– Потому что… мы можем опоздать. К тому же разумнее было бы подождать, пока стемнеет.

Венеция нахмурилась. Ее подозрения усилились. Надо было расспросить обо всем поподробнее, прежде чем пускаться в дорогу, но когда Рейвенскрофт ворвался утром в комнату для завтраков с запиской в руке и с выражением совершенного отчаяния на лице, она не стала раздумывать. Записку прислал ее отец, он требовал, чтобы Венеция немедленно уехала в сопровождении Рейвенскрофта на помощь матери.

Привыкшая к тенденции мамы принимать малейшую конвульсию за смертельный спазм и к безошибочной способности отца избегать какой бы то ни было ответственности, Венеция сочла требование не слишком удобным и приятным для себя, но нисколько не удивилась. Она сменила костюм для верховой езды на дорожное платье, быстро уложила в чемодан необходимые вещи и успела до того, как сесть в карету, нацарапать отцу утешительное послание, заверив его, что сделает все, о чем он просит.

Разумеется, не стоило впадать в панику, пока она не увидит маму собственными глазами.

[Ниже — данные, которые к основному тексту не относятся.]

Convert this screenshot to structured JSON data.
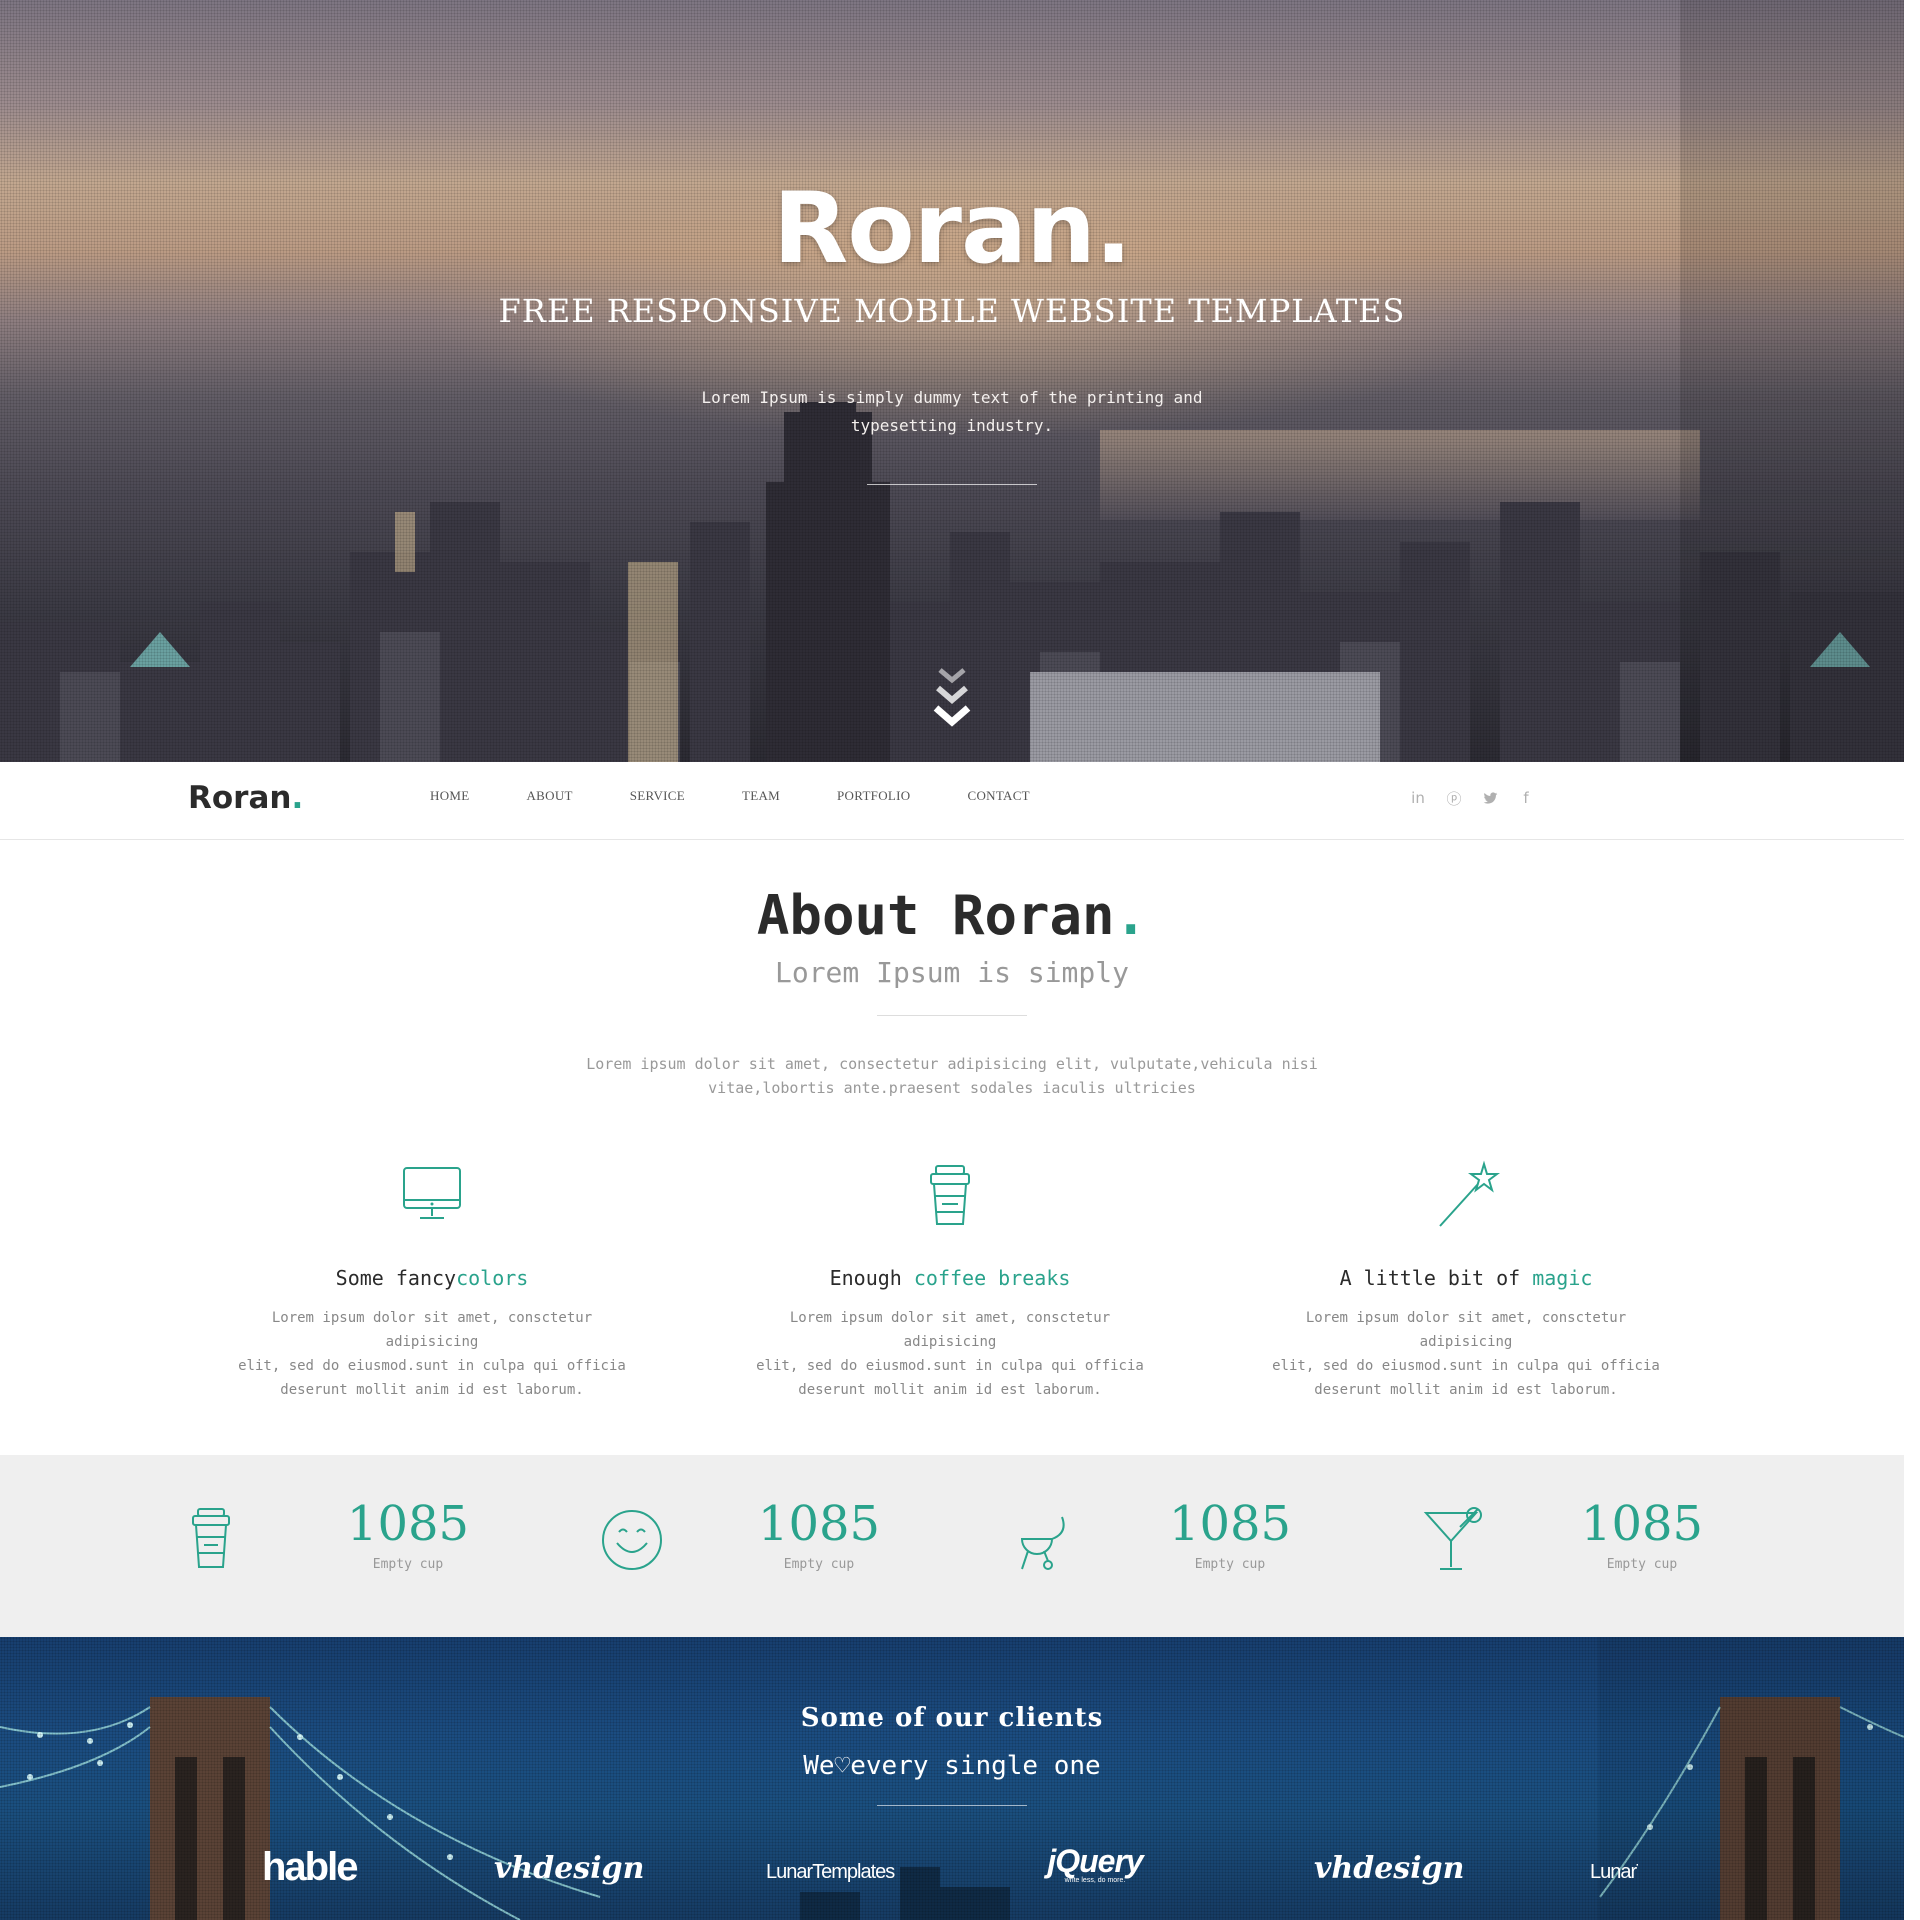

Жаль, конечно, что обязанность сопровождать ее выпала на долю Рейвенскрофта, новейшего папиного «проекта». Папа считал себя чемпионом руководства; это означало, что время от времени он возлагал на себя обязанность обучать очередную заблудшую душу искусству навигации в коварных водах светского общества. Мистер Оугилви называл это великим социальным экспериментом, однако Венеция полагала, что ему попросту нравится поток изощренных комплиментов, которые изливал на него благодарный Рейвенскрофт.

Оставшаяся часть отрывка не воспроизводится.